Восток всюду живет нормальнее Европы. Там не понимают, что можно обращать ночь /208/ в день, и наоборот. После заката солнца - оживление, суета стихают. В такую пору надо отдыхать, сосредоточиваться до утра. Кому придет в голову тревожить чужой и свой покой в часы, предназначенные для него самой судьбою? Кто хочет попасть в город или выехать из него, пусть дожидается рассвета. В Китае, между Калганом и Пекином, мне раз пришлось, благодаря такой задержке, заночевать перед одним городом.
Тут нас не смеют остановить. Ворота настежь. Стража бормочет приветствия. Вот мы катимся по пустынным улицам с тесно сдвинувшимися домами. Огоньки ручных фонарей (вероятно, для освещения нам дороги) мелькают здесь и там. Как, однако, все стало легко доступно в наш век! Недавно еще грозная почти что недосягаемая Бухара ночью с почетом встречает гостей «неверных», внимает топоту казачьих коней, быстрой экипажной езде по своим улицам, где вообще, даже днем, не принято двигаться с поспешностью. Случись это засветло, на глазах многолюдной, волнующейся толпы, вступление в «священный» мусульманский город не казалось бы столь странным, не наводило бы так сильно на раздумье. /209/
После бесконечного числа поворотов желанная остановка. Мы в подворье, отведенном нашей дипломатической миссии. Когда-то оно принадлежало знатному бухарцу Барат-беку. Он провинился перед прежним эмиром‚ и за это его приказано было живьем замуровать в его собственном жилище, а имущество конфисковать. Никто с точностью не знает, где погиб несчастный. Говорят, труп потом вынули и отдали родственникам для погребения. Тем не менее, казнь совершилась именно здесь; дух скончавшегося в муках владельца именно тут долго не находил успокоения. Входишь в помещение, предназначенное для ночлега, и в полутьме высокой комнаты невольно представляешь себе печальную тень, расплывающуюся, когда к ней приблизишься. Еще одно усилие воображения, и видишь отверстие в стене, высоко над полом: оттуда выглядывает искаженное ужасом бородатое лицо. Там, позади, веет холод смерти, муки голода цепляются за свою беспомощную жертву. Она хочет вырваться на свет - и не может...

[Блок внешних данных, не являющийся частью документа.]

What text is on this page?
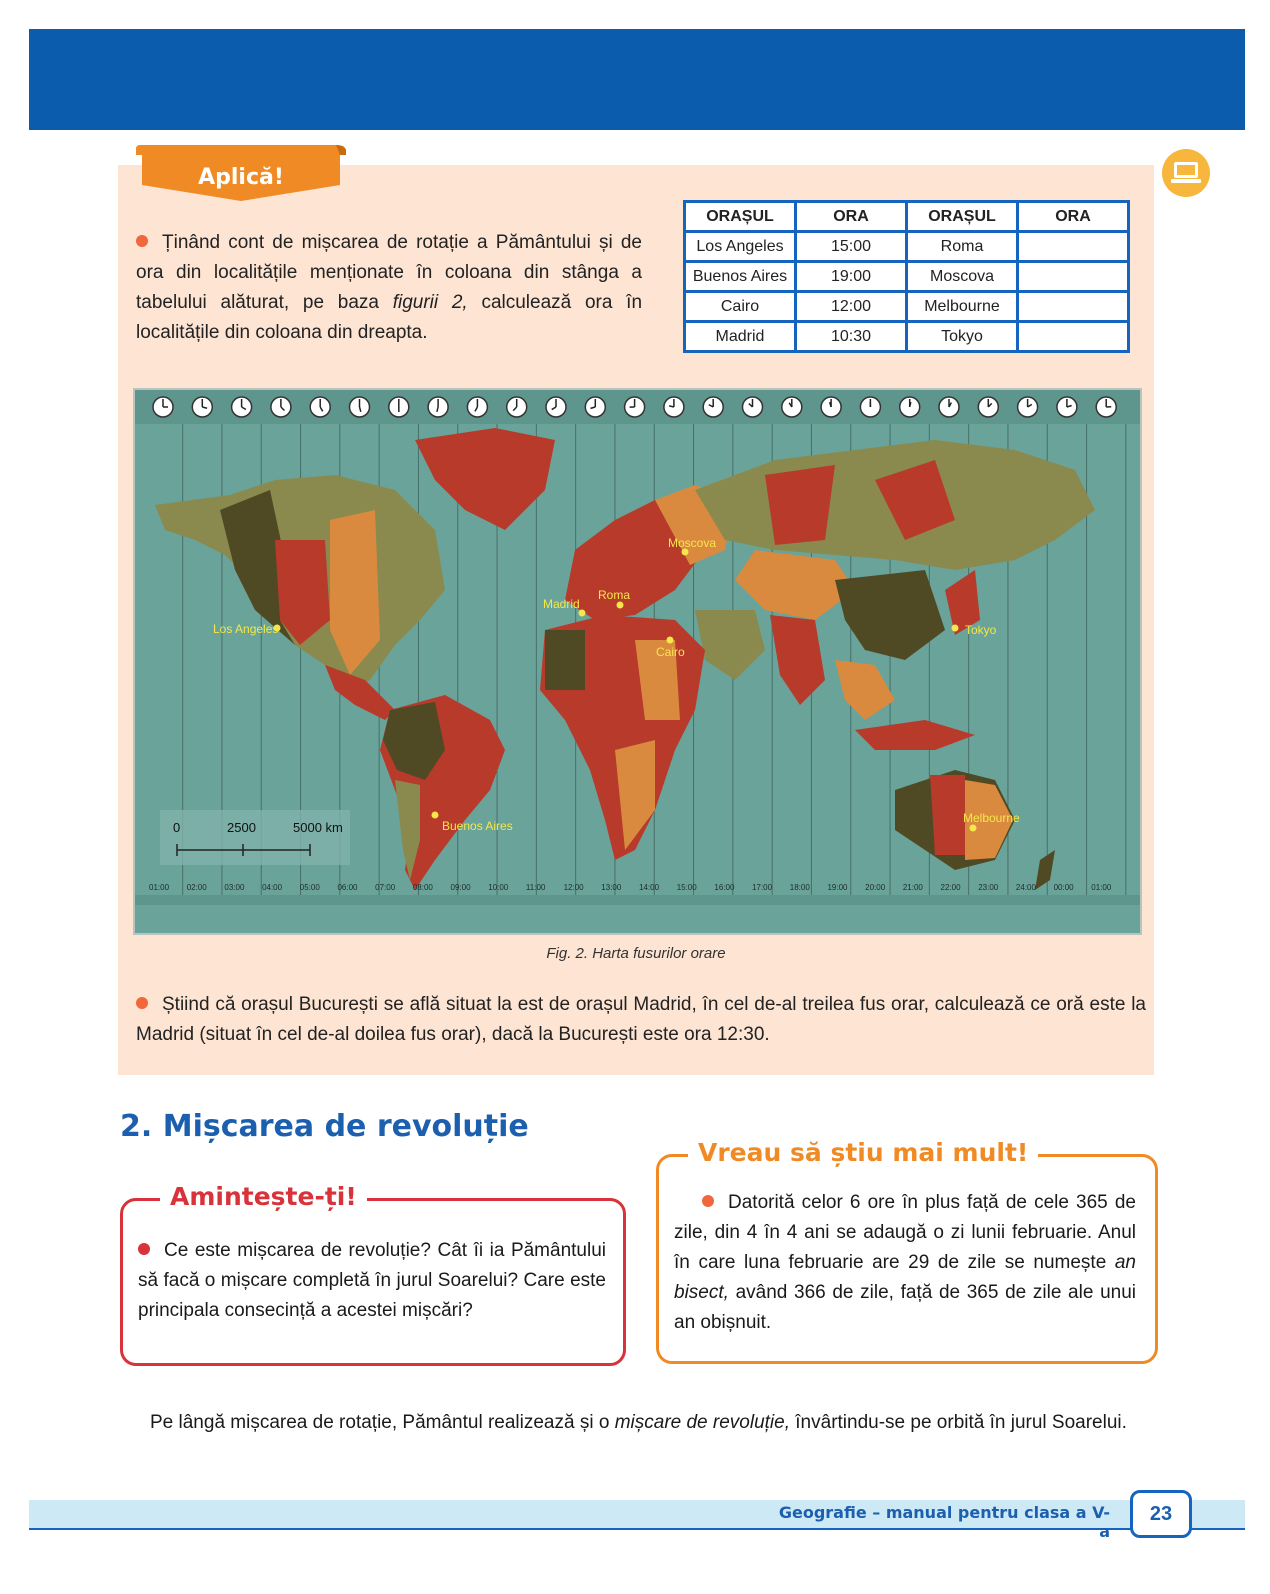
Aplică!
Ținând cont de mișcarea de rotație a Pământului și de ora din localitățile menționate în coloana din stânga a tabelului alăturat, pe baza figurii 2, calculează ora în localitățile din coloana din dreapta.
ORAȘUL	ORA	ORAȘUL	ORA
Los Angeles	15:00	Roma	
Buenos Aires	19:00	Moscova	
Cairo	12:00	Melbourne	
Madrid	10:30	Tokyo	
0	2500	5000 km
01:00 02:00 03:00 04:00 05:00 06:00 07:00 08:00 09:00 10:00 11:00 12:00 13:00 14:00 15:00 16:00 17:00 18:00 19:00 20:00 21:00 22:00 23:00 24:00 00:00 01:00
Moscova
Madrid
Roma
Los Angeles	Tokyo
Cairo
Buenos Aires
Melbourne
Fig. 2. Harta fusurilor orare
Știind că orașul București se află situat la est de orașul Madrid, în cel de-al treilea fus orar, calculează ce oră este la Madrid (situat în cel de-al doilea fus orar), dacă la București este ora 12:30.
2. Mișcarea de revoluție
Amintește-ți!
Ce este mișcarea de revoluție? Cât îi ia Pământului să facă o mișcare completă în jurul Soarelui? Care este principala consecință a acestei mișcări?
Vreau să știu mai mult!
Datorită celor 6 ore în plus față de cele 365 de zile, din 4 în 4 ani se adaugă o zi lunii februarie. Anul în care luna februarie are 29 de zile se numește an bisect, având 366 de zile, față de 365 de zile ale unui an obișnuit.
Pe lângă mișcarea de rotație, Pământul realizează și o mișcare de revoluție, învârtindu-se pe orbită în jurul Soarelui.
Geografie – manual pentru clasa a V-a
23
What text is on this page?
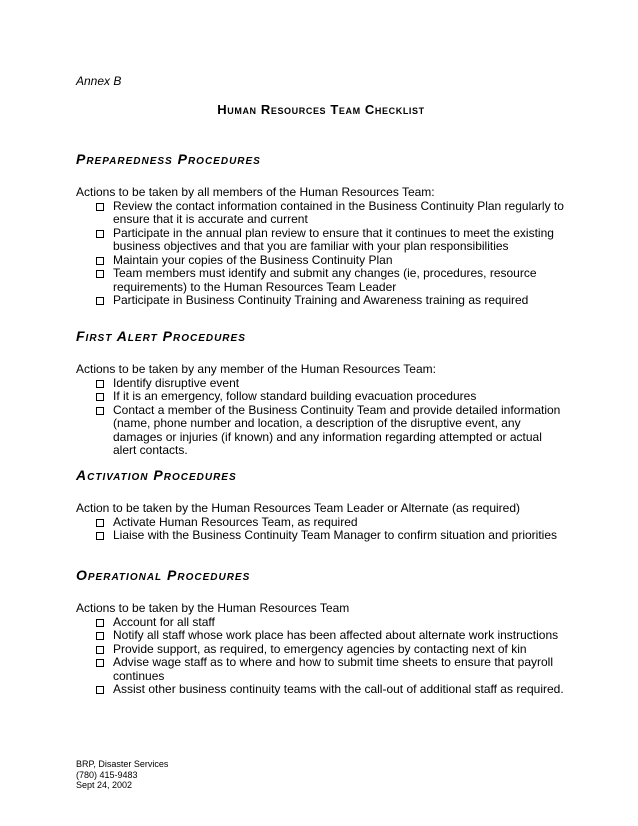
Annex B
Human Resources Team Checklist
Preparedness Procedures

Actions to be taken by all members of the Human Resources Team:

Review the contact information contained in the Business Continuity Plan regularly to ensure that it is accurate and current
Participate in the annual plan review to ensure that it continues to meet the existing business objectives and that you are familiar with your plan responsibilities
Maintain your copies of the Business Continuity Plan
Team members must identify and submit any changes (ie, procedures, resource requirements) to the Human Resources Team Leader
Participate in Business Continuity Training and Awareness training as required
First Alert Procedures

Actions to be taken by any member of the Human Resources Team:

Identify disruptive event
If it is an emergency, follow standard building evacuation procedures
Contact a member of the Business Continuity Team and provide detailed information (name, phone number and location, a description of the disruptive event, any damages or injuries (if known) and any information regarding attempted or actual alert contacts.
Activation Procedures

Action to be taken by the Human Resources Team Leader or Alternate (as required)

Activate Human Resources Team, as required
Liaise with the Business Continuity Team Manager to confirm situation and priorities
Operational Procedures

Actions to be taken by the Human Resources Team

Account for all staff
Notify all staff whose work place has been affected about alternate work instructions
Provide support, as required, to emergency agencies by contacting next of kin
Advise wage staff as to where and how to submit time sheets to ensure that payroll continues
Assist other business continuity teams with the call-out of additional staff as required.
BRP, Disaster Services
(780) 415-9483
Sept 24, 2002
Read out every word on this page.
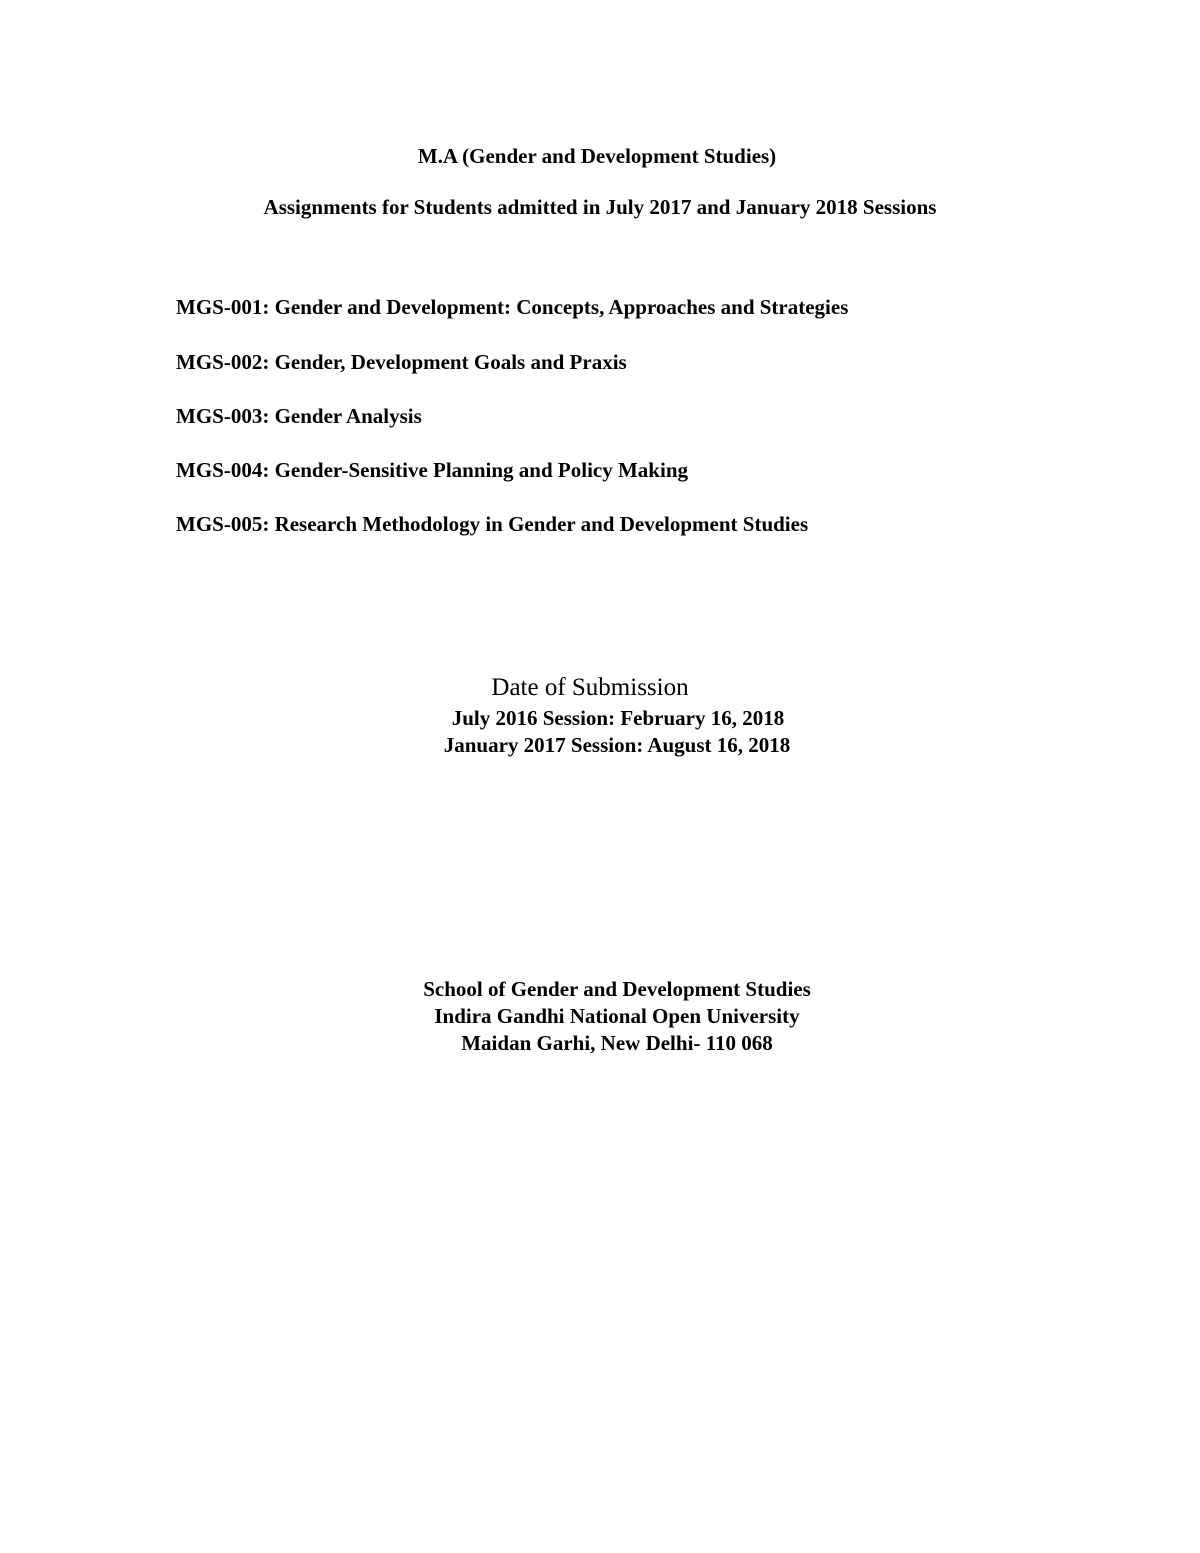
M.A (Gender and Development Studies)
Assignments for Students admitted in July 2017 and January 2018 Sessions
MGS-001: Gender and Development: Concepts, Approaches and Strategies
MGS-002: Gender, Development Goals and Praxis
MGS-003: Gender Analysis
MGS-004: Gender-Sensitive Planning and Policy Making
MGS-005: Research Methodology in Gender and Development Studies
Date of Submission
July 2016 Session: February 16, 2018
January 2017 Session: August 16, 2018
School of Gender and Development Studies
Indira Gandhi National Open University
Maidan Garhi, New Delhi- 110 068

Два бухарца чинно вносят мой багаж, накрывают стол, приготовляют чай и поесть. Какой, однако, контраст с чем, что мне чудится от усталости и нервного расстройства! /210/ Узорные двери то и дело растворяются. По двору снуют люди. Жизнь идет обычною чередою. Только больная греза приезжего европейца ищет чудесного, где нечего искать, где случай с Барат-беком - добродушная шутка, правителя, сравнительно с прочими злодеяниями, которыми он себя запятнал. /211/
-------
[U1]В крае почти полное отсутствие гроз. Шелковичные черви очень боятся грома и молнии, болеют из-за них и умирают.
[U2]Нынешнем году (эти же строки писаны два года тому назад) закаспийские власти попросили наконец разрешение не пропускать в их район переселенцев.